Giving Certainty to the Regulated

The ICO’s policy is to provide clear advice to those it regulates so they have certainty and can execute their business plans with confidence.

The FCA, by contrast, cannot aspire to such principles. Essentially, many firms applying for their initial authorisation must gamble huge amounts of time and money with no guarantee that they will get authorised. The challenge of long processing times for new applications and the potential for the FCA to change their risk appetite mid-application are well-known issues within the compliance advisory community.  

Why is it so different?

A summary of the analysis above is simply that the ICO is more open and supportive than the FCA. However, I would not want anyone reading this to think that I am simply making casual criticisms of the FCA. This happens too often and criticisms of the FCA are often uninformed.

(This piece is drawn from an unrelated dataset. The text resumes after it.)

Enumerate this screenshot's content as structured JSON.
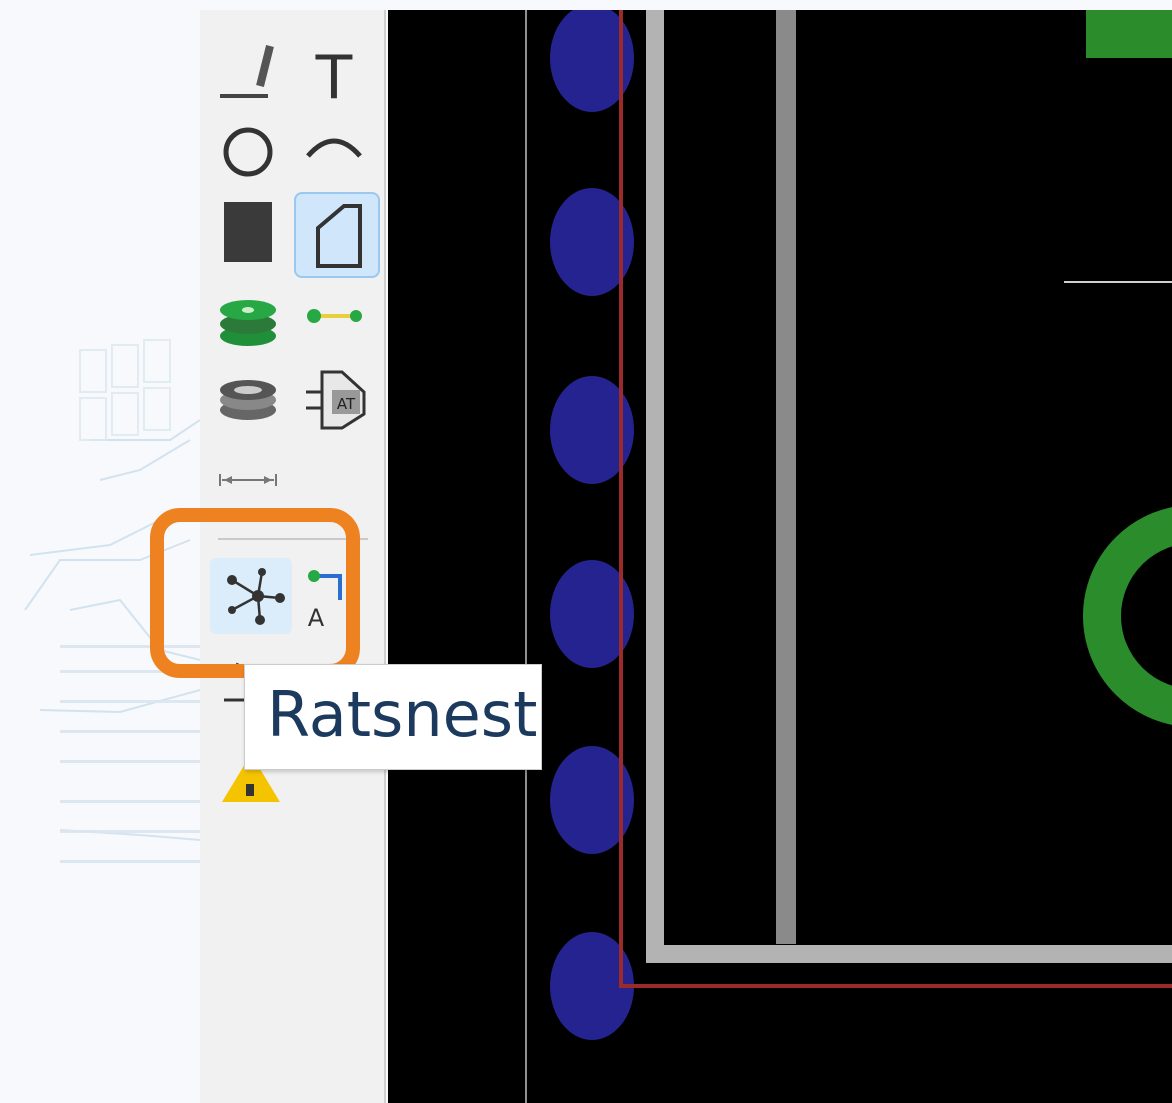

It is true that the FCA has a more negative outlook, but it is also true that there are very strong reasons for this.  The FCA is continually caught between a rock and a hard place, trying to balance the different pressures on it from politicians, public enquiries, and firms’ misconduct. Everything that goes wrong is blamed on the FCA.  It’s only way out is to tighten regulation, be more intrusive in its approach and look to take action which acts as a deterrent to the ‘bad guys’. 

The ICO, by comparison, has recently reduced its use of fines in favour of different approaches to enforcement, without suffering overbearing criticism.  It is under pressure, but a different level of pressure.  As a result, it is able to present a far more positive and open approach, to support those it regulates, rather than looking to impose itself on them.

Either way, and while there may well be good reasons for it, the FCA and the ICO are treading two very different paths.